• 19.09.2018
  • Management
Situation von Stationsleitungen

"Viel zu wenig gewürdigt"

Die Schwester Der Pfleger

Ausgabe 3/2018

Seite 16

Hohe Anforderungen, aber geringer Lohn und wenig Wertschätzung – die Stationsleitung ist im Moment weit von einer attraktiven Karriereposition entfernt. Was muss sich ändern? Wir sprachen mit der ehemaligen Pflegedirektorin des Universitätsklinikums Essen, Frau Irene Maier.
 

Frau Maier, Stationsleitungen nehmen eine ganz wichtige Schlüsselposition im Krankenhaus ein. Warum wird diese Position so schlecht honoriert?

Das ist eine berechtigte Frage und ein Mitgrund dafür, dass diese Position nicht besonders attraktiv ist. Viele Stationsleitungen verdienen nicht viel mehr als vorher, unter Umständen durch den Wegfall der Schicht- oder anderer Zulagen sogar weniger. Dass diese Führungspositionen derzeit nicht angemessen vergütet werden, ist ein klares Versäumnis der Tarifpolitik. Hier besteht dringender Handlungsbedarf.

Welche Spielräume haben die Kli-niken selbst, um Stationsleitungen besser zu vergüten?
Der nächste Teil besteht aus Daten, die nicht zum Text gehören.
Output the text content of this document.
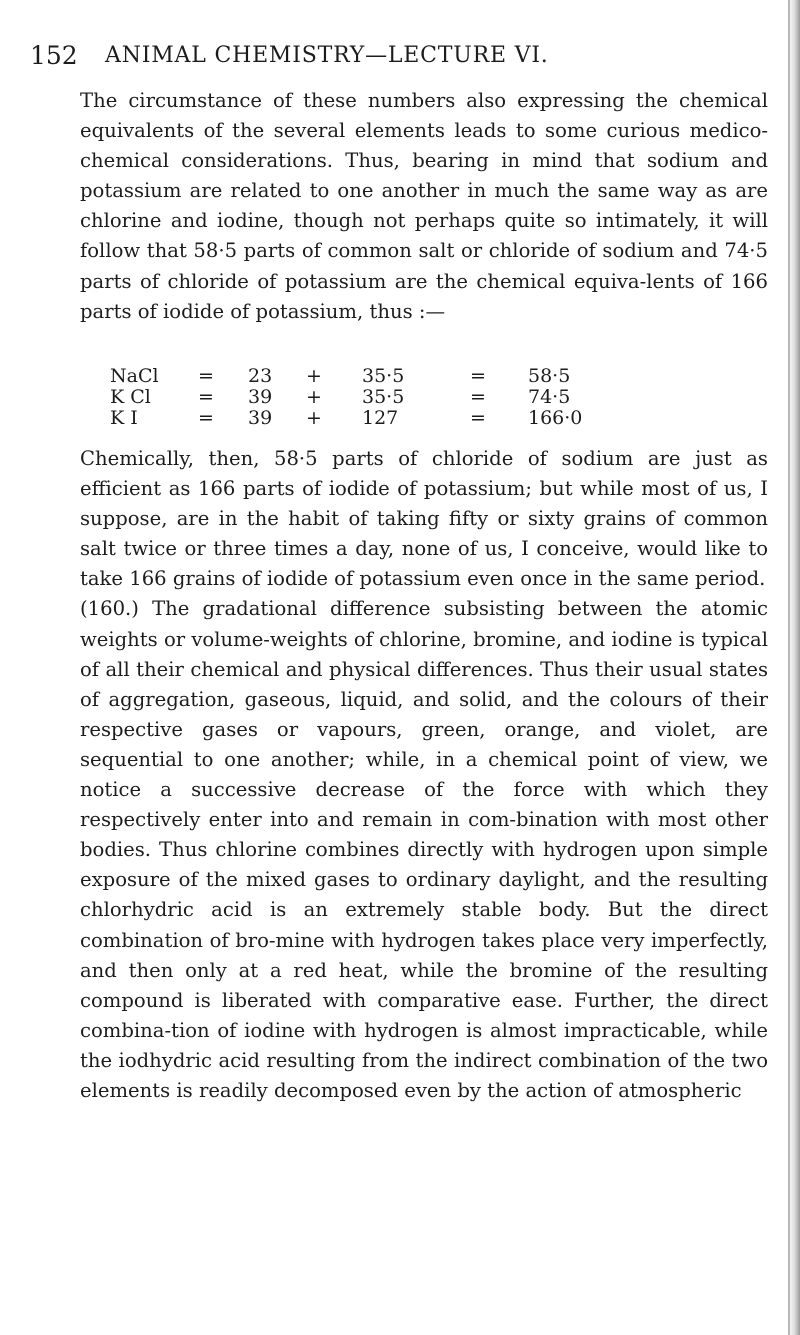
152 ANIMAL CHEMISTRY—LECTURE VI.

The circumstance of these numbers also expressing the chemical equivalents of the several elements leads to some curious medico-chemical considerations. Thus, bearing in mind that sodium and potassium are related to one another in much the same way as are chlorine and iodine, though not perhaps quite so intimately, it will follow that 58·5 parts of common salt or chloride of sodium and 74·5 parts of chloride of potassium are the chemical equiva-lents of 166 parts of iodide of potassium, thus :—

NaCl = 23 + 35·5	= 58·5
K Cl = 39 + 35·5	= 74·5
K I	= 39 + 127	= 166·0

Chemically, then, 58·5 parts of chloride of sodium are just as efficient as 166 parts of iodide of potassium; but while most of us, I suppose, are in the habit of taking fifty or sixty grains of common salt twice or three times a day, none of us, I conceive, would like to take 166 grains of iodide of potassium even once in the same period.

(160.) The gradational difference subsisting between the atomic weights or volume-weights of chlorine, bromine, and iodine is typical of all their chemical and physical differences. Thus their usual states of aggregation, gaseous, liquid, and solid, and the colours of their respective gases or vapours, green, orange, and violet, are sequential to one another; while, in a chemical point of view, we notice a successive decrease of the force with which they respectively enter into and remain in com-bination with most other bodies. Thus chlorine combines directly with hydrogen upon simple exposure of the mixed gases to ordinary daylight, and the resulting chlorhydric acid is an extremely stable body. But the direct combination of bro-mine with hydrogen takes place very imperfectly, and then only at a red heat, while the bromine of the resulting compound is liberated with comparative ease. Further, the direct combina-tion of iodine with hydrogen is almost impracticable, while the iodhydric acid resulting from the indirect combination of the two elements is readily decomposed even by the action of atmospheric
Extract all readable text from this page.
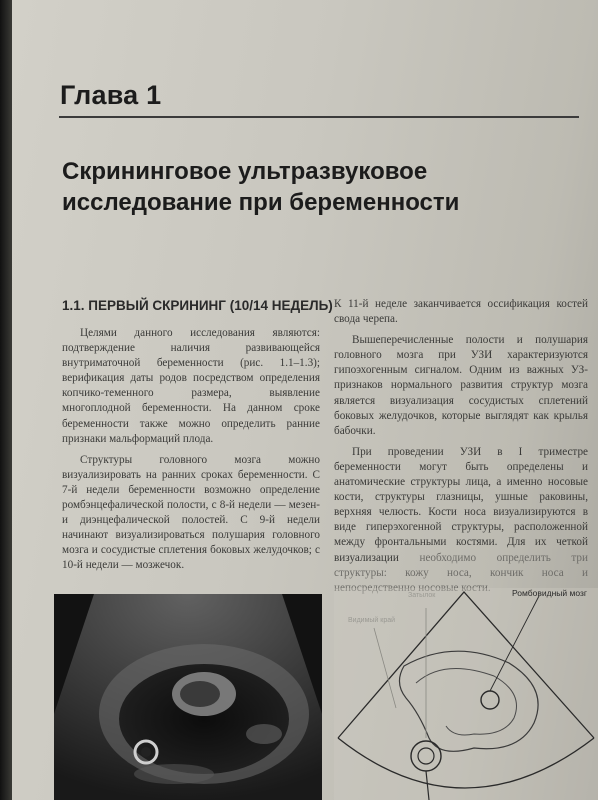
Глава 1
Скрининговое ультразвуковое
исследование при беременности
1.1. ПЕРВЫЙ СКРИНИНГ (10/14 НЕДЕЛЬ)

Целями данного исследования являются: подтверждение наличия развивающейся внутриматочной беременности (рис. 1.1–1.3); верификация даты родов посредством определения копчико-теменного размера, выявление многоплодной беременности. На данном сроке беременности также можно определить ранние признаки мальформаций плода.

Структуры головного мозга можно визуализировать на ранних сроках беременности. С 7-й недели беременности возможно определение ромбэнцефалической полости, с 8-й недели — мезен- и диэнцефалической полостей. С 9-й недели начинают визуализироваться полушария головного мозга и сосудистые сплетения боковых желудочков; с 10-й недели — мозжечок.

К 11-й неделе заканчивается оссификация костей свода черепа.

Вышеперечисленные полости и полушария головного мозга при УЗИ характеризуются гипоэхогенным сигналом. Одним из важных УЗ-признаков нормального развития структур мозга является визуализация сосудистых сплетений боковых желудочков, которые выглядят как крылья бабочки.

При проведении УЗИ в I триместре беременности могут быть определены и анатомические структуры лица, а именно носовые кости, структуры глазницы, ушные раковины, верхняя челюсть. Кости носа визуализируются в виде гиперэхогенной структуры, расположенной между фронтальными костями. Для их четкой визуализации необходимо определить три структуры: кожу носа, кончик носа и непосредственно носовые кости.	Ромбовидный мозг
Затылок
Видимый край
Es gibt zwar einige Möglichkeiten, aber diese sind begrenzt. Arbeitgeber können versuchen, über Zulagen eine höhere Vergütung zu erreichen, zum Beispiel über eine Bindungszulage, eine Zulage für besondere Aufgabenstellungen oder Überstundenpauschalen. Dieses Procedere ist aber nicht ganz einfach. Es muss gegenüber der Personalabteilung begründet werden, mit dem Finanzvorstand geklärt werden, und letztendlich muss der Personalrat noch zustimmen. Öffentliche Kliniken müssen dabei immer tarifkonform bleiben, sie können also nur im Rahmen der tariflichen Möglichkeiten agieren.
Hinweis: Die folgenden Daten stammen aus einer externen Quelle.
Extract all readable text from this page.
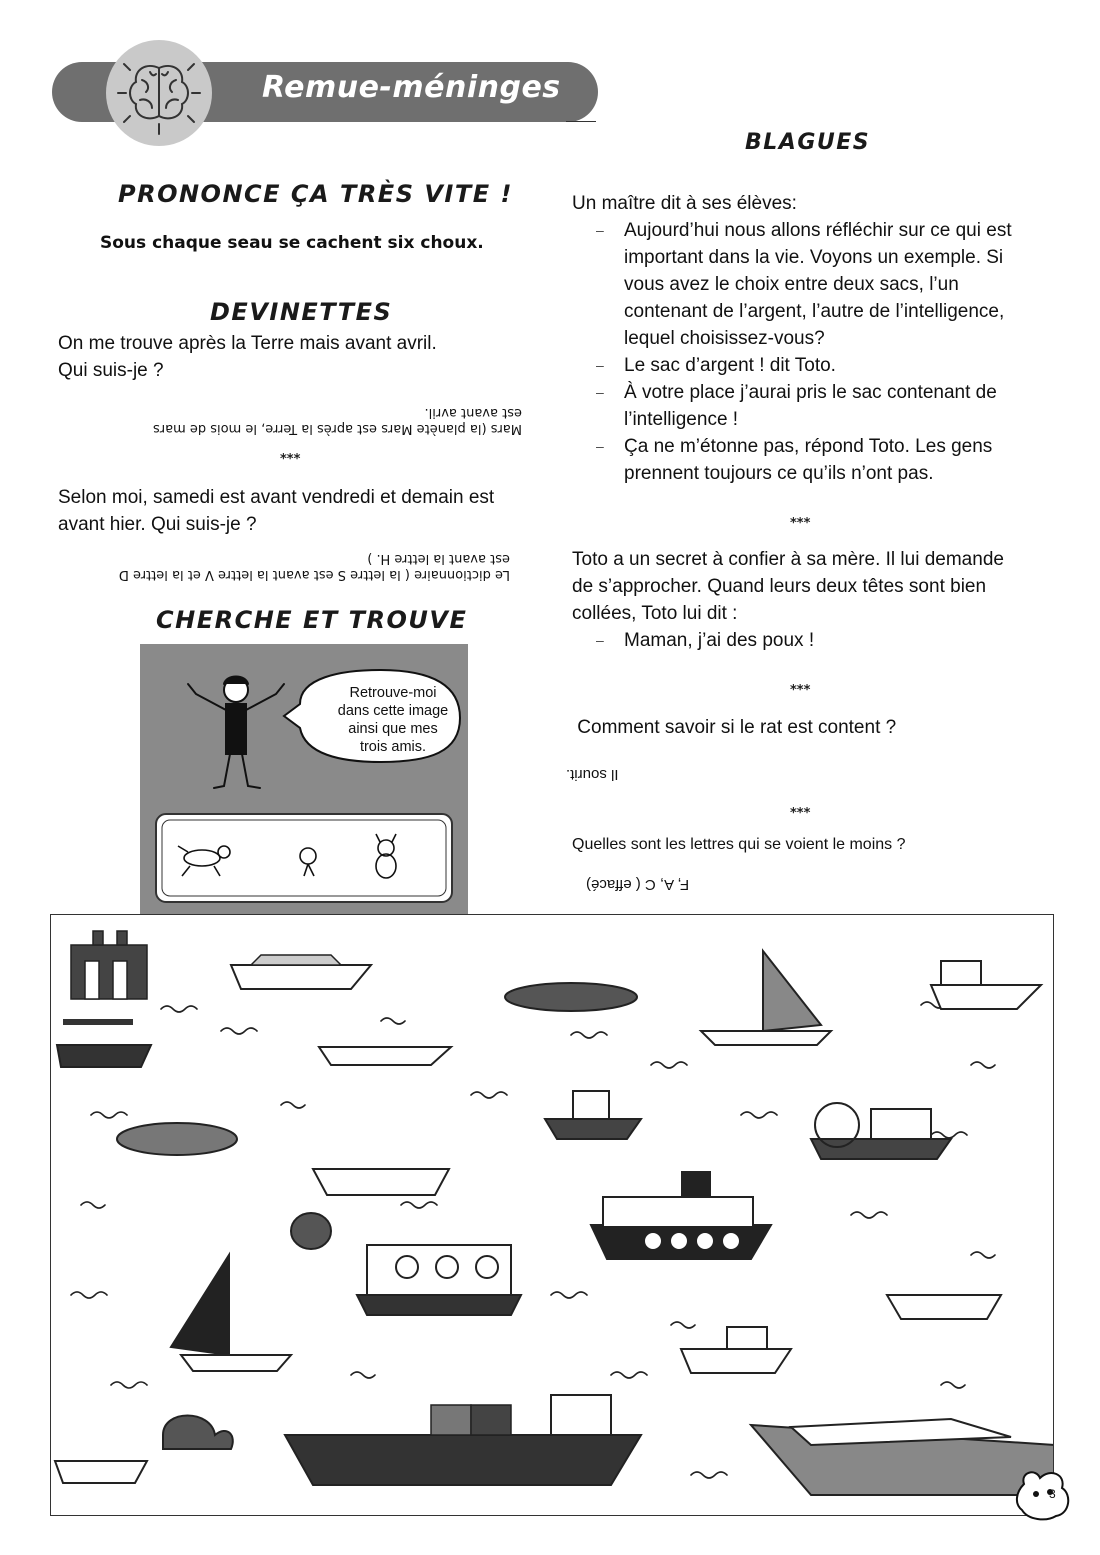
Remue-méninges
PRONONCE ÇA TRÈS VITE !
Sous chaque seau se cachent six choux.
DEVINETTES
On me trouve après la Terre mais avant avril.
Qui suis-je ?
Mars (la planète Mars est après la Terre, le mois de mars
est avant avril.
***
Selon moi, samedi est avant vendredi et demain est
avant hier. Qui suis-je ?
Le dictionnaire ( la lettre S est avant la lettre V et la lettre D
est avant la lettre H. )
CHERCHE ET TROUVE
Retrouve-moi
dans cette image
ainsi que mes
trois amis.
BLAGUES
Un maître dit à ses élèves:
–	Aujourd’hui nous allons réfléchir sur ce qui est important dans la vie. Voyons un exemple. Si vous avez le choix entre deux sacs, l’un contenant de l’argent, l’autre de l’intelligence, lequel choisissez-vous?
–	Le sac d’argent ! dit Toto.
–	À votre place j’aurai pris le sac contenant de l’intelligence !
–	Ça ne m’étonne pas, répond Toto. Les gens prennent toujours ce qu’ils n’ont pas.
***
Toto a un secret à confier à sa mère. Il lui demande
de s’approcher. Quand leurs deux têtes sont bien
collées, Toto lui dit :
–	Maman, j’ai des poux !
***
Comment savoir si le rat est content ?
Il sourit.
***
Quelles sont les lettres qui se voient le moins ?
F, A, C ( effacé)
3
Das klingt nach viel Aufwand. Wo liegt die Lösung?

Es ist dringende Aufgabe der Tarifpolitik, dass die Entgeltgruppen für Führungskräfte im Krankenhaus überarbeitet und modernisiert werden. Im Moment orientieren sie sich ausschließlich an das Unterstellungsverhältnis, das heißt, wie viele Mitarbeiter sind einer Führungsperson zugeordnet. Das ist zwar ein wichtiger Faktor, aber nicht der entscheidende. Aktuelle und zukünftige Aufgabenstellungen, die bei der Stationsleitung liegen, zum Beispiel die Prozesssteuerung und Qualitätssicherung, müssen in der Aufgabenbeschreibung der Entgeltgruppen viel stärker berücksichtigt werden.

Wie ist die Wahrnehmung der Stationsleitung in den Kliniken? Wird sie hier als wichtige Schaltzentrale wahrgenommen?

Nicht immer. Die Bedeutsamkeit der Position wird intern oftmals viel zu wenig gewürdigt. Häufig gilt die Stationsleitung immer noch als der Hausmeister und Seelentröster für alle. Bei jeder ausgefallenen Glühbirne wird sie angerufen und gefragt: „Aber Sie sind doch die Stationsleitung! Warum haben Sie sich nicht darum gekümmert?“ Dabei hat die Stationsleitung eine ganz entscheidende Position im Krankenhaus: Sie ist die Steuerin der Kernprozesse der Patientenversorgung. Sie muss die Mitarbeiter richtig einsetzen, die Abläufe effizient planen, die pflegerische Qualität vorantreiben, die Ausbildung des Nachwuchses sichern. Sie ist Ansprechpartnerin für Patienten und Angehörige, aber auch für andere Berufsgruppen. Das alles macht sie natürlich nicht allein, sondern wird unterstützt von ihrer Vertretung, von Praxisanleitern und Qualitätsbeauftragten. Aber sie ist diejenige, die alle Fäden in der Hand hält.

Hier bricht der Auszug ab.